¿Amanecer?
Aquella fue una noche excepcional. Sin estrellas, sin luna, sin reflejos y, lo peor de todo, sin gente con luces, era totalmente oscura; y por si fuera poco, se impuso a plena luz del día, contra el mismo sol. Sí, aquella oscuridad derrotó al mismo sol, y se impuso y extendió por lo que otrora fuera la ciudad despierta, de luces y destellos, de música, bailes y alegría para convertirla de la mañana a la noche en un moribundo barrio de quinto patio.
Cuando las campanas anunciaron las siete de la noche, la oscuridad era total, y si alguna ínfima luz se atrevía a intentar lucir apenas, de inmediato un soplo frío y gélido, tal la mortal gota fría valenciana, la arremolinaba y apagaba de tajo, sin que nadie supiera a ciencia cierta quién soplaba.
Los mortales, sin luz, sin vida, en pocas semanas empezaron a deambular mendigando un soplo, tan solo un soplo de aliento tibio y confortante que les devolviera un gajo de vida, aunque fuera tan solo una mísera lágrima de vida; pero no, la condena de la oscuridad había sido impuesta y nadie podía osar figurar con vida y ni siquiera fingir que vivía.
Y aunque la muerte no hacía acto de presencia, aquella impuesta ausencia de vida la imitaba a la perfección, una vez nada se movía y nada sucedía, salvo tenues luces a la distancia que por uno o dos segundos, y muy esporádicamente, intentaban lucir y titilar pero que inmediatamente eran extinguidas.
El quinto patio era un enorme sepulcro sin cruces que se extendía a lo largo y ancho del valle. Las otrora hermosas casas con chimenea y amplios jardines decorados con magníficas fuentes eran ahora marmóreos mausoleos donde las gentes vivían sin vida, cenicientos, viéndose unos a otros a la distancia sin emoción alguna.
Ellos, los muertos, que reitero no habían muerto, caminaban apenas cubiertos con raídos y sucios sueños y esperanzas rasgadas, cargando su propio espantajo, muerto sí, a sus espaldas. Lo llevaban cargando de un lado a otro, totalmente inerte y desanimado, como consuelo y compañía a su propio desánimo y falta de vida.
Y aunque en un principio todos anhelaban llegara el amanecer con algún tibio rayo de sol que les permitiera aunque fuese solo aquel gajo de vida, luego de varias semanas y meses en aquella gélida oscuridad, terminaron convenciéndose de que aquel nunca regresaría.
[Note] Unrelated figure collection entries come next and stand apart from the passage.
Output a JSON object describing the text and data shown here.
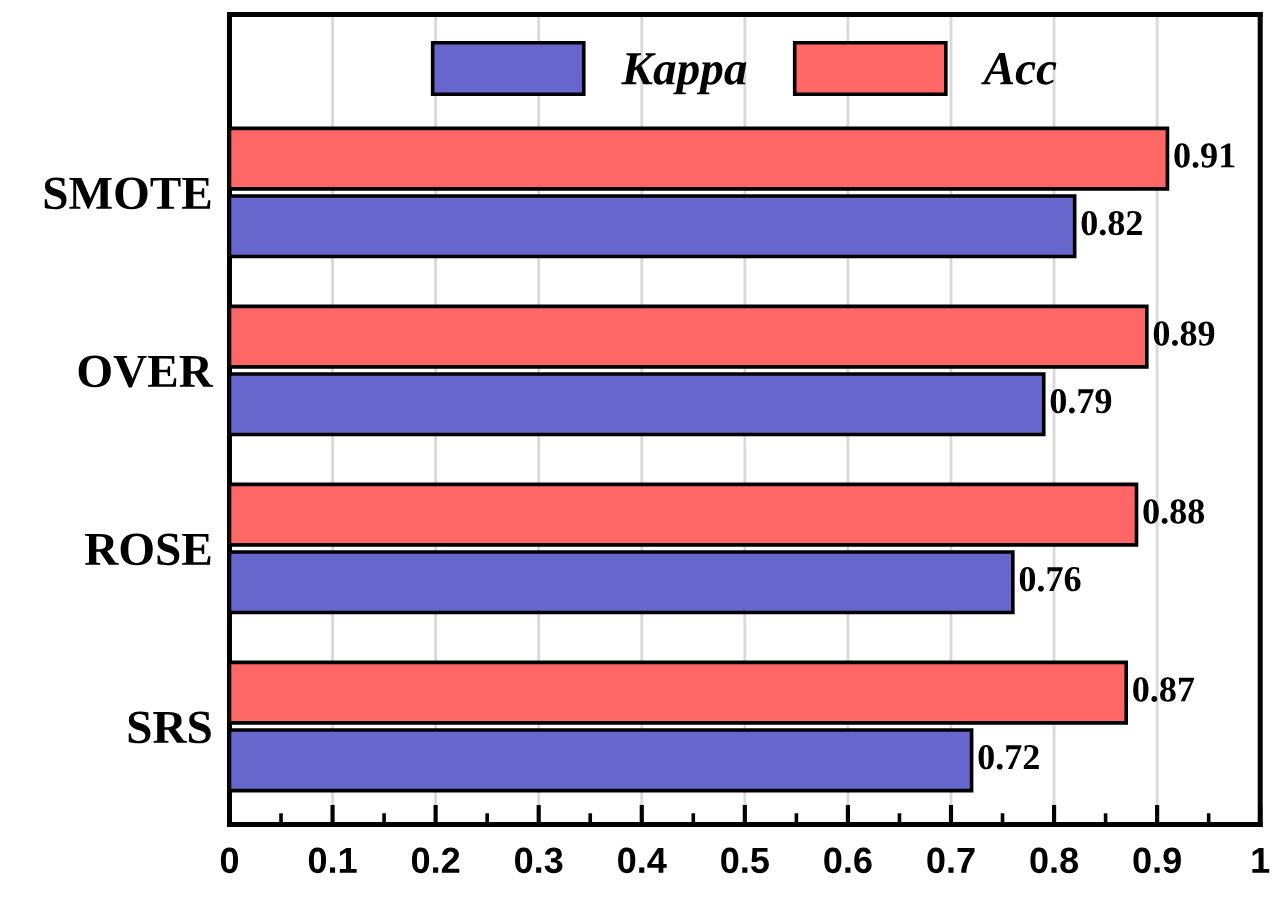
{
  "chart_data": {
    "type": "bar",
    "orientation": "horizontal",
    "categories": [
      "SMOTE",
      "OVER",
      "ROSE",
      "SRS"
    ],
    "series": [
      {
        "name": "Kappa",
        "color": "#6666cc",
        "values": [
          0.82,
          0.79,
          0.76,
          0.72
        ]
      },
      {
        "name": "Acc",
        "color": "#ff6666",
        "values": [
          0.91,
          0.89,
          0.88,
          0.87
        ]
      }
    ],
    "xlim": [
      0,
      1
    ],
    "xticks": [
      0,
      0.1,
      0.2,
      0.3,
      0.4,
      0.5,
      0.6,
      0.7,
      0.8,
      0.9,
      1
    ],
    "data_labels": true,
    "grid": "x",
    "legend": "top"
  }
}
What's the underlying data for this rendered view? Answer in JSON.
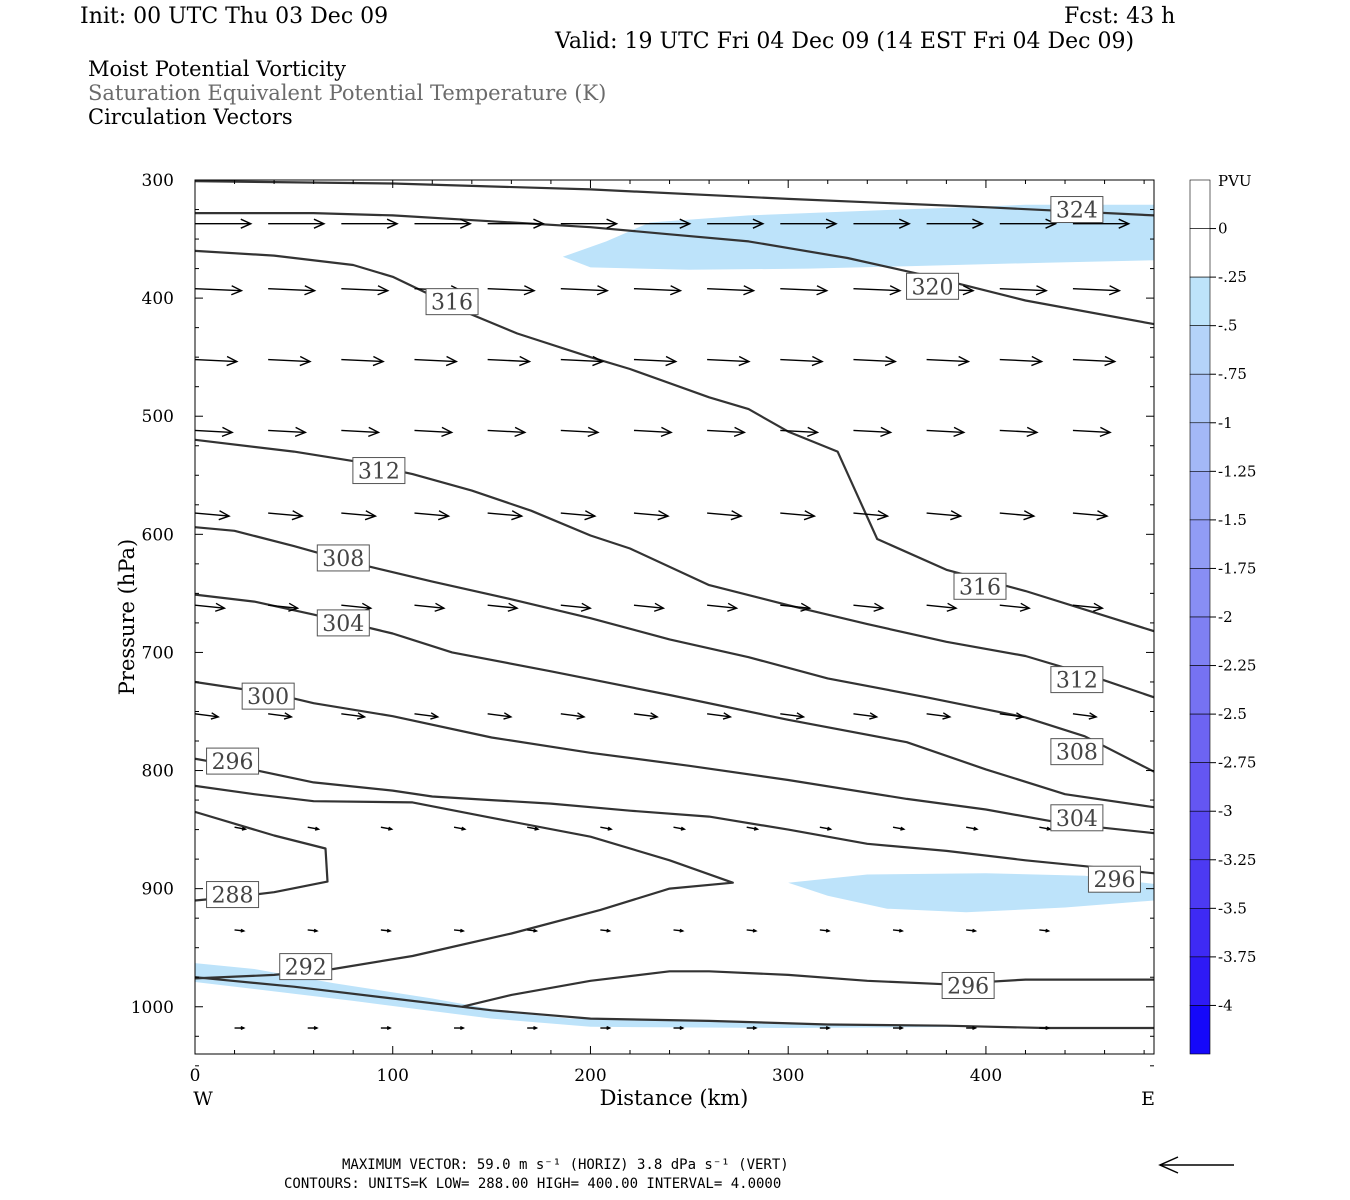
{
  "header": {
    "init": "Init: 00 UTC Thu 03 Dec 09",
    "fcst": "Fcst:   43 h",
    "valid": "Valid: 19 UTC Fri 04 Dec 09 (14 EST Fri 04 Dec 09)",
    "title_lines": [
      "Moist Potential Vorticity",
      "Saturation Equivalent Potential Temperature (K)",
      "Circulation Vectors"
    ]
  },
  "footer": {
    "line1": "MAXIMUM VECTOR:  59.0 m s⁻¹ (HORIZ)        3.8 dPa s⁻¹ (VERT)",
    "line2": "CONTOURS:  UNITS=K  LOW=   288.00       HIGH=   400.00       INTERVAL=     4.0000"
  },
  "colors": {
    "contour": "#333333",
    "pv_fill": "#bde3fa",
    "vector": "#000000"
  },
  "chart_data": {
    "type": "cross-section",
    "xlabel": "Distance (km)",
    "ylabel": "Pressure (hPa)",
    "xlim": [
      0,
      485
    ],
    "ylim": [
      1040,
      300
    ],
    "x_ticks": [
      0,
      100,
      200,
      300,
      400
    ],
    "y_ticks": [
      300,
      400,
      500,
      600,
      700,
      800,
      900,
      1000
    ],
    "x_end_labels": {
      "left": "W",
      "right": "E"
    },
    "colorbar": {
      "unit": "PVU",
      "labels": [
        "0",
        "-.25",
        "-.5",
        "-.75",
        "-1",
        "-1.25",
        "-1.5",
        "-1.75",
        "-2",
        "-2.25",
        "-2.5",
        "-2.75",
        "-3",
        "-3.25",
        "-3.5",
        "-3.75",
        "-4"
      ],
      "colors": [
        "#ffffff",
        "#ffffff",
        "#bde3fa",
        "#b4d3f9",
        "#acc6f8",
        "#a3b8f7",
        "#9aaaf6",
        "#919cf5",
        "#888ef4",
        "#7f80f3",
        "#7672f2",
        "#6d64f2",
        "#6456f2",
        "#5848f2",
        "#4c3af3",
        "#3e2af4",
        "#2e1af6",
        "#1508fa"
      ]
    },
    "pv_regions": [
      [
        [
          186,
          365
        ],
        [
          208,
          352
        ],
        [
          230,
          336
        ],
        [
          280,
          330
        ],
        [
          340,
          326
        ],
        [
          390,
          323
        ],
        [
          420,
          321
        ],
        [
          485,
          321
        ],
        [
          485,
          368
        ],
        [
          430,
          370
        ],
        [
          360,
          373
        ],
        [
          310,
          375
        ],
        [
          250,
          376
        ],
        [
          200,
          374
        ]
      ],
      [
        [
          300,
          895
        ],
        [
          340,
          888
        ],
        [
          400,
          887
        ],
        [
          450,
          889
        ],
        [
          485,
          896
        ],
        [
          485,
          910
        ],
        [
          440,
          916
        ],
        [
          390,
          920
        ],
        [
          350,
          917
        ],
        [
          320,
          906
        ]
      ],
      [
        [
          0,
          963
        ],
        [
          30,
          968
        ],
        [
          70,
          980
        ],
        [
          120,
          993
        ],
        [
          160,
          1005
        ],
        [
          190,
          1010
        ],
        [
          250,
          1012
        ],
        [
          300,
          1015
        ],
        [
          360,
          1016
        ],
        [
          400,
          1017
        ],
        [
          300,
          1018
        ],
        [
          200,
          1017
        ],
        [
          150,
          1010
        ],
        [
          80,
          995
        ],
        [
          30,
          985
        ],
        [
          0,
          979
        ]
      ]
    ],
    "contours": [
      {
        "label": "324",
        "points": [
          [
            0,
            301
          ],
          [
            100,
            303
          ],
          [
            200,
            308
          ],
          [
            300,
            316
          ],
          [
            400,
            323
          ],
          [
            485,
            330
          ]
        ]
      },
      {
        "label": "320",
        "points": [
          [
            0,
            328
          ],
          [
            60,
            328
          ],
          [
            100,
            330
          ],
          [
            150,
            335
          ],
          [
            200,
            340
          ],
          [
            240,
            346
          ],
          [
            280,
            352
          ],
          [
            330,
            366
          ],
          [
            370,
            381
          ],
          [
            420,
            402
          ],
          [
            485,
            422
          ]
        ]
      },
      {
        "label": "316",
        "points": [
          [
            0,
            360
          ],
          [
            40,
            364
          ],
          [
            80,
            372
          ],
          [
            100,
            382
          ],
          [
            120,
            398
          ],
          [
            140,
            414
          ],
          [
            163,
            430
          ],
          [
            200,
            450
          ],
          [
            220,
            460
          ],
          [
            260,
            484
          ],
          [
            280,
            494
          ],
          [
            300,
            513
          ],
          [
            325,
            530
          ],
          [
            335,
            567
          ],
          [
            345,
            604
          ],
          [
            380,
            630
          ],
          [
            420,
            648
          ],
          [
            485,
            682
          ]
        ]
      },
      {
        "label": "312",
        "points": [
          [
            0,
            520
          ],
          [
            50,
            530
          ],
          [
            80,
            538
          ],
          [
            110,
            549
          ],
          [
            140,
            563
          ],
          [
            170,
            580
          ],
          [
            200,
            601
          ],
          [
            220,
            612
          ],
          [
            260,
            643
          ],
          [
            300,
            660
          ],
          [
            340,
            676
          ],
          [
            380,
            691
          ],
          [
            420,
            703
          ],
          [
            450,
            718
          ],
          [
            485,
            738
          ]
        ]
      },
      {
        "label": "308",
        "points": [
          [
            0,
            594
          ],
          [
            20,
            597
          ],
          [
            50,
            610
          ],
          [
            80,
            624
          ],
          [
            120,
            640
          ],
          [
            160,
            655
          ],
          [
            200,
            671
          ],
          [
            240,
            689
          ],
          [
            280,
            704
          ],
          [
            320,
            722
          ],
          [
            370,
            738
          ],
          [
            420,
            755
          ],
          [
            450,
            771
          ],
          [
            485,
            801
          ]
        ]
      },
      {
        "label": "304",
        "points": [
          [
            0,
            651
          ],
          [
            30,
            657
          ],
          [
            60,
            668
          ],
          [
            100,
            684
          ],
          [
            130,
            700
          ],
          [
            180,
            716
          ],
          [
            240,
            736
          ],
          [
            300,
            757
          ],
          [
            360,
            776
          ],
          [
            400,
            799
          ],
          [
            440,
            820
          ],
          [
            485,
            831
          ]
        ]
      },
      {
        "label": "300",
        "points": [
          [
            0,
            725
          ],
          [
            40,
            735
          ],
          [
            60,
            743
          ],
          [
            100,
            754
          ],
          [
            150,
            772
          ],
          [
            200,
            785
          ],
          [
            250,
            796
          ],
          [
            300,
            808
          ],
          [
            360,
            824
          ],
          [
            400,
            833
          ],
          [
            440,
            845
          ],
          [
            485,
            853
          ]
        ]
      },
      {
        "label": "296",
        "points": [
          [
            0,
            790
          ],
          [
            20,
            796
          ],
          [
            60,
            810
          ],
          [
            100,
            817
          ],
          [
            120,
            822
          ],
          [
            150,
            825
          ],
          [
            180,
            828
          ],
          [
            220,
            834
          ],
          [
            260,
            839
          ],
          [
            300,
            850
          ],
          [
            340,
            862
          ],
          [
            380,
            868
          ],
          [
            420,
            876
          ],
          [
            450,
            881
          ],
          [
            485,
            887
          ]
        ]
      },
      {
        "label": "",
        "points": [
          [
            0,
            813
          ],
          [
            30,
            820
          ],
          [
            60,
            826
          ],
          [
            110,
            827
          ],
          [
            150,
            840
          ],
          [
            200,
            856
          ],
          [
            240,
            876
          ],
          [
            272,
            895
          ],
          [
            240,
            900
          ],
          [
            205,
            918
          ],
          [
            160,
            938
          ],
          [
            110,
            957
          ],
          [
            70,
            968
          ],
          [
            40,
            973
          ],
          [
            0,
            976
          ]
        ]
      },
      {
        "label": "288",
        "points": [
          [
            0,
            835
          ],
          [
            20,
            845
          ],
          [
            40,
            855
          ],
          [
            66,
            866
          ],
          [
            67,
            894
          ],
          [
            40,
            903
          ],
          [
            20,
            907
          ],
          [
            0,
            910
          ]
        ]
      },
      {
        "label": "296",
        "points": [
          [
            135,
            1000
          ],
          [
            160,
            990
          ],
          [
            200,
            978
          ],
          [
            240,
            970
          ],
          [
            260,
            970
          ],
          [
            300,
            973
          ],
          [
            340,
            978
          ],
          [
            380,
            981
          ],
          [
            420,
            977
          ],
          [
            485,
            977
          ]
        ]
      },
      {
        "label": "",
        "points": [
          [
            0,
            975
          ],
          [
            50,
            983
          ],
          [
            100,
            993
          ],
          [
            150,
            1003
          ],
          [
            200,
            1010
          ],
          [
            260,
            1012
          ],
          [
            320,
            1015
          ],
          [
            380,
            1016
          ],
          [
            430,
            1018
          ],
          [
            485,
            1018
          ]
        ]
      }
    ],
    "contour_labels": [
      {
        "text": "324",
        "x": 446,
        "p": 325
      },
      {
        "text": "320",
        "x": 373,
        "p": 390
      },
      {
        "text": "316",
        "x": 130,
        "p": 403
      },
      {
        "text": "312",
        "x": 93,
        "p": 546
      },
      {
        "text": "316",
        "x": 397,
        "p": 644
      },
      {
        "text": "308",
        "x": 75,
        "p": 620
      },
      {
        "text": "304",
        "x": 75,
        "p": 675
      },
      {
        "text": "312",
        "x": 446,
        "p": 723
      },
      {
        "text": "300",
        "x": 37,
        "p": 737
      },
      {
        "text": "308",
        "x": 446,
        "p": 784
      },
      {
        "text": "296",
        "x": 19,
        "p": 792
      },
      {
        "text": "304",
        "x": 446,
        "p": 840
      },
      {
        "text": "296",
        "x": 465,
        "p": 892
      },
      {
        "text": "288",
        "x": 19,
        "p": 905
      },
      {
        "text": "292",
        "x": 56,
        "p": 966
      },
      {
        "text": "296",
        "x": 391,
        "p": 982
      }
    ],
    "vector_rows": [
      {
        "p": 337,
        "x0": 0,
        "dx": 37,
        "u": 36,
        "w": 0,
        "n": 13
      },
      {
        "p": 392,
        "x0": 0,
        "dx": 37,
        "u": 30,
        "w": -2,
        "n": 13
      },
      {
        "p": 452,
        "x0": 0,
        "dx": 37,
        "u": 27,
        "w": -2,
        "n": 13
      },
      {
        "p": 512,
        "x0": 0,
        "dx": 37,
        "u": 24,
        "w": -2,
        "n": 13
      },
      {
        "p": 582,
        "x0": 0,
        "dx": 37,
        "u": 22,
        "w": -3,
        "n": 13
      },
      {
        "p": 660,
        "x0": 0,
        "dx": 37,
        "u": 19,
        "w": -3,
        "n": 13
      },
      {
        "p": 752,
        "x0": 0,
        "dx": 37,
        "u": 15,
        "w": -3,
        "n": 13
      },
      {
        "p": 848,
        "x0": 20,
        "dx": 37,
        "u": 7,
        "w": -2,
        "n": 12
      },
      {
        "p": 935,
        "x0": 20,
        "dx": 37,
        "u": 6,
        "w": -1,
        "n": 12
      },
      {
        "p": 1018,
        "x0": 20,
        "dx": 37,
        "u": 6,
        "w": 0,
        "n": 12
      }
    ],
    "reference_vector": {
      "length": 59.0,
      "unit": "m s-1"
    }
  }
}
Salvo dos o tres mantenían la esperanza, que aunque lejos de verde, también era cenicienta, una vez no recordaban ya por completo cómo era un amanecer.
Los años pasaron, y con ellos se fue yendo la mayoría de los muertos que años atrás, décadas atrás, habían empezado a desconocer lo que era vida, con lo que hasta aquella esperanza ceniza había desaparecido también. Y así, sin vida, sin colores y sin flores, sin sueños vivos, pues nada de eso se conocía, deambulaban desconociendo incluso, más allá de cómo era un amanecer, qué era un amanecer.